Now if I have portrayed it right, then you will be thinking what are the reasons for waking up every day; to go to school; to scribble down my homework from the night before, or at least something to soften the blow; taking the frustration in the eye of the ‘caring teacher’ with the punishment, before going home empty of energy and enthusiasm but still expected to work.
I scraped my way into my next school; my fresh start where I thought things wouldn’t continue the way they had academically. But as long as the reasons were there nothing would change, even if everything else around me did, and the reasons would always be there. The first year killed any desire to change, but now things had changed for the better socially. I was boarding, and happy I was too. All of a sudden it dawned on me that nobody knew what I was thinking, and the majority of my thoughts, or at least the more complex ones weren’t normal. I was living in a world of zombies who were prepared to accept and enforce this way of life, and worse still they cared about the little things that drove me to these conclusions. My very own parents were so different to me. Were they always like this? Or is this the work of the others?
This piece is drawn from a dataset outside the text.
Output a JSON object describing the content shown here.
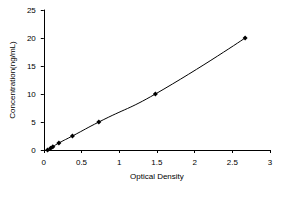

I took great pride in being different from the others but it wasn’t until my second year that how many people were like me became an issue in my thoughts. I knew I was a minority but these thoughts where provoked when in my second year I was acquainted with somebody who thought like me. It wasn’t obvious because he had come to the conclusion that it is easier to do what you don’t want to do, than to fight against society. Society is a strange thing; the word means something completely different to the reality. It has good intentions but it is what I spent the last five years rebelling against. On the one hand society will never work because it is striving for perfection, on the other hand it does work because it is society that educated me, it is society that will employ me and in doing so it is society that I will contribute to, and one day I will be reliant on it for my income. But then I was faced with the reality that I am already dependant on it, to survive. And so half of me adopted the same opinion as that of my acquaintance, and I tried to work with it to change what has manifested itself in me as laziness. I will never know if I was destined to be lazy, my brother was lazy, but I knew that if I wasn’t made so sick of monotony that repression wouldn’t have got the better of me. And for whatever reasons I wasn’t working, not working would become an option, and soon enough the better option, and inevitably normal.
In this time so much has happened. I have lived, experiencing and contemplated the environment I lived in, I have made friends and lost friends. I have had the most magnificent highs, and the worst lows. I’ve seen things that would amaze you and one day I will write about them and what I have described to you now, will be an insignificant issue, but today it is something that plagues my mind and I hope it provokes yours.